In a bid for realism, diversity and authenticity, many non-actor Irish Travellers were cast in acting parts. O’Connor stated it was a risk casting non actor travellers, but felt it was “necessary to give the film real authenticity.” He said he hoped they’d managed to make a film which was “entertaining for audiences, as well as being of cultural importance to the traveller community”.

Actor Peter Coonan spent 3 weeks in a Traveller halting site in North Dublin to properly prepare himself for the role of Mickey Da Bags. Michael Collins took the films director Mark O’Connor to numerous Traveller weddings and halting sites so that he could get a better sense for Traveller culture and life. Travellers were selected to be extras from all parts of the country. Fighting rehearsals took over eight weeks, with the actors landing many real punches during shooting. The fighters wanted the bare knuckle fights in the film to look like Traveller fights from a YouTube video.

O’Connor revealed in an interview with The Irish Times that many people had told him not to make a movie about Travellers, telling him that audiences wouldn’t be interested in seeing it. O’Connor stated that they had only been given four weeks to shoot, which led to a high pressure shoot. He praised his cast and crews ability to work under pressure. The entire film was shot using RED cameras.

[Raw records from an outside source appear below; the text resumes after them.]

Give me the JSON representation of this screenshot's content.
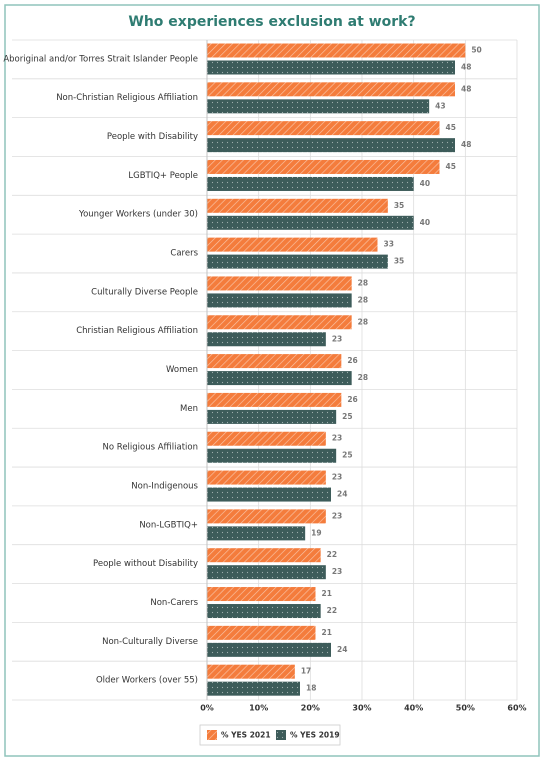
{
  "chart_data": {
    "type": "bar",
    "orientation": "horizontal",
    "title": "Who experiences exclusion at work?",
    "categories": [
      "Aboriginal and/or Torres Strait Islander People",
      "Non-Christian Religious Affiliation",
      "People with Disability",
      "LGBTIQ+ People",
      "Younger Workers (under 30)",
      "Carers",
      "Culturally Diverse People",
      "Christian Religious Affiliation",
      "Women",
      "Men",
      "No Religious Affiliation",
      "Non-Indigenous",
      "Non-LGBTIQ+",
      "People without Disability",
      "Non-Carers",
      "Non-Culturally Diverse",
      "Older Workers (over 55)"
    ],
    "series": [
      {
        "name": "% YES 2021",
        "color": "#f47c3c",
        "values": [
          50,
          48,
          45,
          45,
          35,
          33,
          28,
          28,
          26,
          26,
          23,
          23,
          23,
          22,
          21,
          21,
          17
        ]
      },
      {
        "name": "% YES 2019",
        "color": "#3d5c5a",
        "values": [
          48,
          43,
          48,
          40,
          40,
          35,
          28,
          23,
          28,
          25,
          25,
          24,
          19,
          23,
          22,
          24,
          18
        ]
      }
    ],
    "xlim": [
      0,
      60
    ],
    "xticks": [
      {
        "value": 0,
        "label": "0%"
      },
      {
        "value": 10,
        "label": "10%"
      },
      {
        "value": 20,
        "label": "20%"
      },
      {
        "value": 30,
        "label": "30%"
      },
      {
        "value": 40,
        "label": "40%"
      },
      {
        "value": 50,
        "label": "50%"
      },
      {
        "value": 60,
        "label": "60%"
      }
    ],
    "grid": true,
    "legend": "bottom"
  }
}
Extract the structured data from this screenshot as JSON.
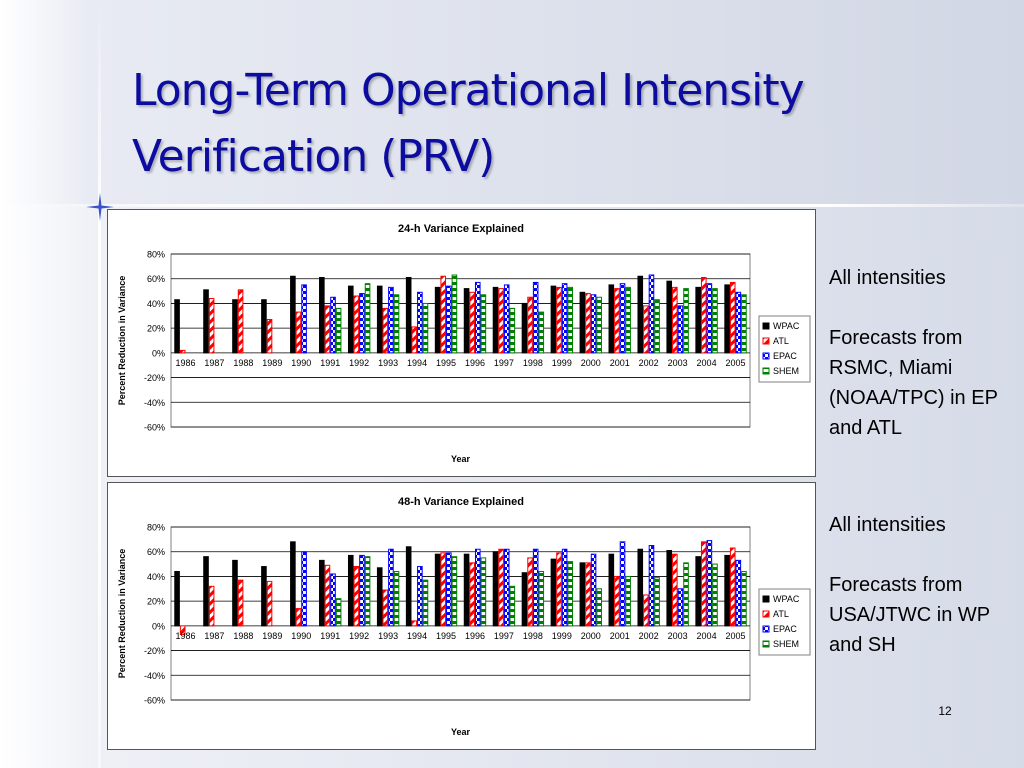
{
  "slide": {
    "title_line1": "Long-Term Operational Intensity",
    "title_line2": "Verification (PRV)",
    "page_number": "12",
    "colors": {
      "title": "#0c0ca0",
      "wpac": "#000000",
      "atl": "#ff0000",
      "epac": "#0000ff",
      "shem": "#008000"
    }
  },
  "notes": [
    {
      "line1": "All intensities",
      "line2": "Forecasts from RSMC, Miami (NOAA/TPC) in EP and ATL"
    },
    {
      "line1": "All intensities",
      "line2": "Forecasts from USA/JTWC in WP and SH"
    }
  ],
  "chart_data": [
    {
      "type": "bar",
      "title": "24-h Variance Explained",
      "xlabel": "Year",
      "ylabel": "Percent Reduction in Variance",
      "ylim": [
        -60,
        80
      ],
      "ytick_labels": [
        "80%",
        "60%",
        "40%",
        "20%",
        "0%",
        "-20%",
        "-40%",
        "-60%"
      ],
      "grid": true,
      "legend_position": "right",
      "categories": [
        "1986",
        "1987",
        "1988",
        "1989",
        "1990",
        "1991",
        "1992",
        "1993",
        "1994",
        "1995",
        "1996",
        "1997",
        "1998",
        "1999",
        "2000",
        "2001",
        "2002",
        "2003",
        "2004",
        "2005"
      ],
      "series": [
        {
          "name": "WPAC",
          "values": [
            43,
            51,
            43,
            43,
            62,
            61,
            54,
            54,
            61,
            53,
            52,
            53,
            40,
            54,
            49,
            55,
            62,
            58,
            53,
            55
          ]
        },
        {
          "name": "ATL",
          "values": [
            2,
            44,
            51,
            27,
            33,
            38,
            46,
            36,
            21,
            62,
            49,
            52,
            45,
            53,
            48,
            52,
            38,
            53,
            61,
            57
          ]
        },
        {
          "name": "EPAC",
          "values": [
            null,
            null,
            null,
            null,
            55,
            45,
            48,
            53,
            49,
            54,
            57,
            55,
            57,
            56,
            47,
            56,
            63,
            38,
            56,
            49
          ]
        },
        {
          "name": "SHEM",
          "values": [
            null,
            null,
            null,
            null,
            null,
            36,
            56,
            47,
            40,
            63,
            47,
            36,
            33,
            53,
            45,
            53,
            43,
            52,
            52,
            47
          ]
        }
      ]
    },
    {
      "type": "bar",
      "title": "48-h Variance Explained",
      "xlabel": "Year",
      "ylabel": "Percent Reduction in Variance",
      "ylim": [
        -60,
        80
      ],
      "ytick_labels": [
        "80%",
        "60%",
        "40%",
        "20%",
        "0%",
        "-20%",
        "-40%",
        "-60%"
      ],
      "grid": true,
      "legend_position": "right",
      "categories": [
        "1986",
        "1987",
        "1988",
        "1989",
        "1990",
        "1991",
        "1992",
        "1993",
        "1994",
        "1995",
        "1996",
        "1997",
        "1998",
        "1999",
        "2000",
        "2001",
        "2002",
        "2003",
        "2004",
        "2005"
      ],
      "series": [
        {
          "name": "WPAC",
          "values": [
            44,
            56,
            53,
            48,
            68,
            53,
            57,
            47,
            64,
            58,
            58,
            60,
            43,
            54,
            51,
            58,
            62,
            61,
            56,
            57
          ]
        },
        {
          "name": "ATL",
          "values": [
            -7,
            32,
            37,
            36,
            14,
            49,
            48,
            29,
            4,
            59,
            51,
            62,
            55,
            59,
            51,
            40,
            25,
            58,
            68,
            63
          ]
        },
        {
          "name": "EPAC",
          "values": [
            null,
            null,
            null,
            null,
            60,
            42,
            57,
            62,
            48,
            59,
            62,
            62,
            62,
            62,
            58,
            68,
            65,
            30,
            69,
            53
          ]
        },
        {
          "name": "SHEM",
          "values": [
            null,
            null,
            null,
            null,
            null,
            22,
            56,
            44,
            37,
            56,
            55,
            32,
            44,
            52,
            30,
            40,
            39,
            51,
            50,
            44
          ]
        }
      ]
    }
  ]
}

Traveller actor Michael Collins claimed there was a misconception about Traveller family feuds, stating that 97% of families never feuded. Collins also revealed that he was refused from a bar because of his traveller heritage, when the crew went out to celebrate the filming’s completion. He praised Peter Coonan for sticking up for him and said the rest of the crew were more annoyed about it than he himself was.

== Release ==

The film premiered at the Jameson Dublin International Film Festival on 14 July 2012 It was released in cinemas on 19 April 2013.

== Reception ==

The film has received generally negative reviews, and holds a 30% "Rotten" rating on aggregate review site Rotten Tomatoes, based on 10 reviews. Variety called the film a "Gaelic Godfather" and praised "the genuinely engrossing action in the well-staged fight scenes." Total Film stated that "the story hits every expected beat and it’s enlivened with directorial bravura." The Independent criticized the film for being "less assured on the nuts and bolts of actual plotting" but praised Peter Coonan's acting performance as "an unregenerate yob who fires up the picture in the same way Robert De Niro's Johnny Boy did in Mean Streets 40 years ago."